Muliti-Lingual Web Sites and Character Encoding?

languageLost asks: "I'm working on developing a multi-lingual web site, and I've come across a major problem. It looks like when web browsers submit a form, they don't include the character encoding they used in the headers anywhere. This means I have no way to distinguish between ISO-Latin-1, Shift-JIS, or GBK, for example. Netscape Navigator, Internet Explorer and Mozilla all have this problem. The browsers do send a header called "Accept-charset", but that's not what I'm looking for (and this header typically lies, in any case).
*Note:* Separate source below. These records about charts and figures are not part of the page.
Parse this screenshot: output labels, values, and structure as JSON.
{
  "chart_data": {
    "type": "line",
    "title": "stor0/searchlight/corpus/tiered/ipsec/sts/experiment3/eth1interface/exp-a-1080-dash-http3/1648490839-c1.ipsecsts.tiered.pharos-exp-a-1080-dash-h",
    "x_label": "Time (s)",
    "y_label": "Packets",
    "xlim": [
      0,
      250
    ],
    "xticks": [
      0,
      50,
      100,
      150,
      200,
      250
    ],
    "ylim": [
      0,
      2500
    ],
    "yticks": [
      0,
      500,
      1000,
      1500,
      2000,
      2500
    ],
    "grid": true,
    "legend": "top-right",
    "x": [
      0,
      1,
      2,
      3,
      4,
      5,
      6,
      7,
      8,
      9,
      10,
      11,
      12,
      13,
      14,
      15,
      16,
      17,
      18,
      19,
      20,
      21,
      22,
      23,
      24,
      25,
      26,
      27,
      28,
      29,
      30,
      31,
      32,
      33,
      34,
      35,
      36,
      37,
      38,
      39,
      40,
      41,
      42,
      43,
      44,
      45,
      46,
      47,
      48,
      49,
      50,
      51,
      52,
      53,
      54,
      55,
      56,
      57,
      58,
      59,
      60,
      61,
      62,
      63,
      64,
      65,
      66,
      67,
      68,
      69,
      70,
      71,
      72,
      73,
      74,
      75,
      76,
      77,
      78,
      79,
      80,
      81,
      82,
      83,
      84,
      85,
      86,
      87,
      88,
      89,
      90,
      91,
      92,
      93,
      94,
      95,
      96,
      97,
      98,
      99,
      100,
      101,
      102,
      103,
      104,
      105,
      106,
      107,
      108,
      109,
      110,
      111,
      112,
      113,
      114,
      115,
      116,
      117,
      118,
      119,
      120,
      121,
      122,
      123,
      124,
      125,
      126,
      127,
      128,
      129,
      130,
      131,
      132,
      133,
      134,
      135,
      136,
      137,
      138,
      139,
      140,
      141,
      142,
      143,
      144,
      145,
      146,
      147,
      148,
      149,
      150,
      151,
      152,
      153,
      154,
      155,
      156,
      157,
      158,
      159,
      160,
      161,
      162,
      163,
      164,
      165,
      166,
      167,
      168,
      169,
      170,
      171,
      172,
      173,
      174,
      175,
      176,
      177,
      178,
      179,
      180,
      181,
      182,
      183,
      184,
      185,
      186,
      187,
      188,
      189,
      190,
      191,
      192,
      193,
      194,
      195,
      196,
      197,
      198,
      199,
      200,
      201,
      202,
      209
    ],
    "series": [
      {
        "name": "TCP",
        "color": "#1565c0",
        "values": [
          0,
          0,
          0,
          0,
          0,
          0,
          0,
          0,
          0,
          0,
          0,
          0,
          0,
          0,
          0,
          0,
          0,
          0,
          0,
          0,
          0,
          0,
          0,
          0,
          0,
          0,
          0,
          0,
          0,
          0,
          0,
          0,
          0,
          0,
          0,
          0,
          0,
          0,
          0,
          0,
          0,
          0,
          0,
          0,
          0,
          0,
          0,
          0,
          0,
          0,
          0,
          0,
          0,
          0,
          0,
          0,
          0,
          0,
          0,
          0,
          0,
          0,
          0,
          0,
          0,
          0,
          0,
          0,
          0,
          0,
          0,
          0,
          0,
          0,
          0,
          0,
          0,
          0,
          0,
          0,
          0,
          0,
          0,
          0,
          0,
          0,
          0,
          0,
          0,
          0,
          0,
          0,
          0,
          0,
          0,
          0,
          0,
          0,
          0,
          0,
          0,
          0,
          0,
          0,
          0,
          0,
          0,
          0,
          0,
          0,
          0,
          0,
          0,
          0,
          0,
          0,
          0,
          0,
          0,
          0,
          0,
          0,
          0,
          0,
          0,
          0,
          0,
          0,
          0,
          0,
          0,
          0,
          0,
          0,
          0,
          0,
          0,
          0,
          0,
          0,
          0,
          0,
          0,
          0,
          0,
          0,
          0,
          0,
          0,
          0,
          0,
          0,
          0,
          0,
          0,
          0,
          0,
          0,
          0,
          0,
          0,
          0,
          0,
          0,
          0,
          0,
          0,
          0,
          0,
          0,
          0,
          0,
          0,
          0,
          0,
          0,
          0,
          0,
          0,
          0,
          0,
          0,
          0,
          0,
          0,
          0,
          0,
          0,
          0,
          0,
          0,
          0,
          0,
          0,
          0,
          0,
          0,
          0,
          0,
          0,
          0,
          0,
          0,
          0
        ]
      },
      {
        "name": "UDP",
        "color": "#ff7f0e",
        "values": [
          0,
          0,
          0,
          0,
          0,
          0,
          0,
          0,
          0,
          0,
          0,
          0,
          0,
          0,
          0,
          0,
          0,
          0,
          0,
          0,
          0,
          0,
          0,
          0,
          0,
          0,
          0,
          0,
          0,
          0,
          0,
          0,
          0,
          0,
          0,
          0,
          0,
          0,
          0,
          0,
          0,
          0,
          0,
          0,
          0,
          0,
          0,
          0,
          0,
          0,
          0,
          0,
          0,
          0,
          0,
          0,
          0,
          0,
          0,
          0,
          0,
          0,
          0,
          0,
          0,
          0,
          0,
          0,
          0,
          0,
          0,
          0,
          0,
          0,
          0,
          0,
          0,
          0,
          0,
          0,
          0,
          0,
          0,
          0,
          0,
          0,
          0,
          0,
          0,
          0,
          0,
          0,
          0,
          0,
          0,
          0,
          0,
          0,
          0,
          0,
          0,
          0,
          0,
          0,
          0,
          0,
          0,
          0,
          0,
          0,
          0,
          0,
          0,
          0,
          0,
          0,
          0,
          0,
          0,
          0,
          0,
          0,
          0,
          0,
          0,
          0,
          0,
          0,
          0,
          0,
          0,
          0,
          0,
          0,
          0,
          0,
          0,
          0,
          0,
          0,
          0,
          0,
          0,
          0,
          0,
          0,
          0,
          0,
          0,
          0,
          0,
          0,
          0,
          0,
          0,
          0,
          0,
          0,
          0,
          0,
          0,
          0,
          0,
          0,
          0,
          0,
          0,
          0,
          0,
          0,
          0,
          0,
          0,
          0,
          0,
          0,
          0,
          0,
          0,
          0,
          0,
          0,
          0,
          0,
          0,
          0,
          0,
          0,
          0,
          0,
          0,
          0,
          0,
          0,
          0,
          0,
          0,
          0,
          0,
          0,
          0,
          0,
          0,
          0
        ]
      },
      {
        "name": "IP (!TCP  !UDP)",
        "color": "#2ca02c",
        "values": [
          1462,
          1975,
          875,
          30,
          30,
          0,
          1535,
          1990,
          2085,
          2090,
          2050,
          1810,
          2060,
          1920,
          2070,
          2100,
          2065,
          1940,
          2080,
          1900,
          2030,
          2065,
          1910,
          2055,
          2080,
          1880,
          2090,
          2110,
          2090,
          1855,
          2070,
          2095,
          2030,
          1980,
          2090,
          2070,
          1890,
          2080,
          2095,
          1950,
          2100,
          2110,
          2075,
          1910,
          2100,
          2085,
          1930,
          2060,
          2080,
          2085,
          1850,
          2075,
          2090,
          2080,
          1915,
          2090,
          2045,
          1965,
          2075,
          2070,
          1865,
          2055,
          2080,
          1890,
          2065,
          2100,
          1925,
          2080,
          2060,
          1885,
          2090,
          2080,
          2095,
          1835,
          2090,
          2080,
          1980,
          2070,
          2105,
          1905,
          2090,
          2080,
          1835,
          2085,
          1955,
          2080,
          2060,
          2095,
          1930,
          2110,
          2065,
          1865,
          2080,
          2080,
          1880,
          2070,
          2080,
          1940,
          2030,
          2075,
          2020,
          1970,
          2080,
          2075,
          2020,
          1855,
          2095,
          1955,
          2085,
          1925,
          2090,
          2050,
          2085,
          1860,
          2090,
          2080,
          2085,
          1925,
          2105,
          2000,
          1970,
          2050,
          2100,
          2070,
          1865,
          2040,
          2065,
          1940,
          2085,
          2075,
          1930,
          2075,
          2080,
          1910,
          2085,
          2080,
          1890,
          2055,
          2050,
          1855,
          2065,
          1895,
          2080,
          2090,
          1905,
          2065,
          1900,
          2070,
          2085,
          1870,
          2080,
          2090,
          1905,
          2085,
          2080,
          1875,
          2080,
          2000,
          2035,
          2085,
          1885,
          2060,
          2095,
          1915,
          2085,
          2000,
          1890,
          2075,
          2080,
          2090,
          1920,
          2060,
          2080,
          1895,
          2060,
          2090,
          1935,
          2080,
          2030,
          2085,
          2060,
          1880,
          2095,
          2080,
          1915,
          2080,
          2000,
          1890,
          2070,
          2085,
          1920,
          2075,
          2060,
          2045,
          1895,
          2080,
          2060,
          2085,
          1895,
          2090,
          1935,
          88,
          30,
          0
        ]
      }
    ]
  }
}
I need to know what encoding was used for the text in the form fields. Does anyone know how to do this without using "detection" heuristics? Why don't the browsers just say what encoding they're using?"

4 comments

  1. use multipart/form-data by regexp · · Score: 2
    The HTTP and HTML specs only provide for ASCII content in the most basic form data (by default, the data is sent back using enctype=x-www-form-urlencoded, which officially only supports ASCII.

    I'm not the best person to be able to tell you, but if you're building a form that is likely to contain a lot of non-ASCII data, I think the most effective solution is to use enctype=multipart/form-data which does take a charset parameter. See this portion of the HTML spec for more detail.

  2. Apache modules by babbage · · Score: 3
    I've never actually tried to use the facility, but Apache allows you to set environment variables more or less on the fly. Assuming that you're running Apache, look up the documentation on SetEnv. If you've got a copy of O'Reilly's Apache guide, the reference material starts on page 90. The syntax is one of:
    SetEnv variable value
    SetEnvIf attribute regex envar[=value] [..]

    How you actually get the character encoding into this new variable is the proverbial exercise left to the reader, but I'm pretty confident that it could be done. In the worst case scenario, you'd have to write a new module for Apache, but it's possible that something like this already exists. Surely this isn't a rare problem when getting into I18N issues....

  3. Forms are submitted with page's encoding by DarkToast · · Score: 2
    From my experience, the forms are submitted with the page's encoding. If the page containing the form is a UTF-8 encoded page, the content would be submitted as UTF-8 encoded. Simply set your HTTP header "Content-Type" to the right encoding (e.g. Content-Type: text/html; charset=UTF-8).

    Internet Explorer also tends to convert posted messages with characters which don't fit into the current encoding (e.g. Russian text, while the page is in ISO-8859-1 encoding) into numerical HTML entities (Ӓ...) which are the character's position in the UCS-2 (Unicode) table.

    Are there other ways to know what the browser meant? I'm not sure.

  4. I've done this before by divbyzero · · Score: 3
    Speaking from experience, I can say that posting HTML form data (using either GET or POST) works just fine in arbitrary encodings. The encoding will always be that of the page containing the form.

    If your script is the one capturing the form data, then it is also usually the one which generated the page with the form on it, so you can tell the browser to switch into whatever encoding you want (using the charset option on the Content-type HTTP header or placing it in an HTML META tag).
    But my grandest creation, as history will tell,

    --
    But my grandest creation, as history will tell,
    Was Firefrorefiddle, the Fiend of the Fell.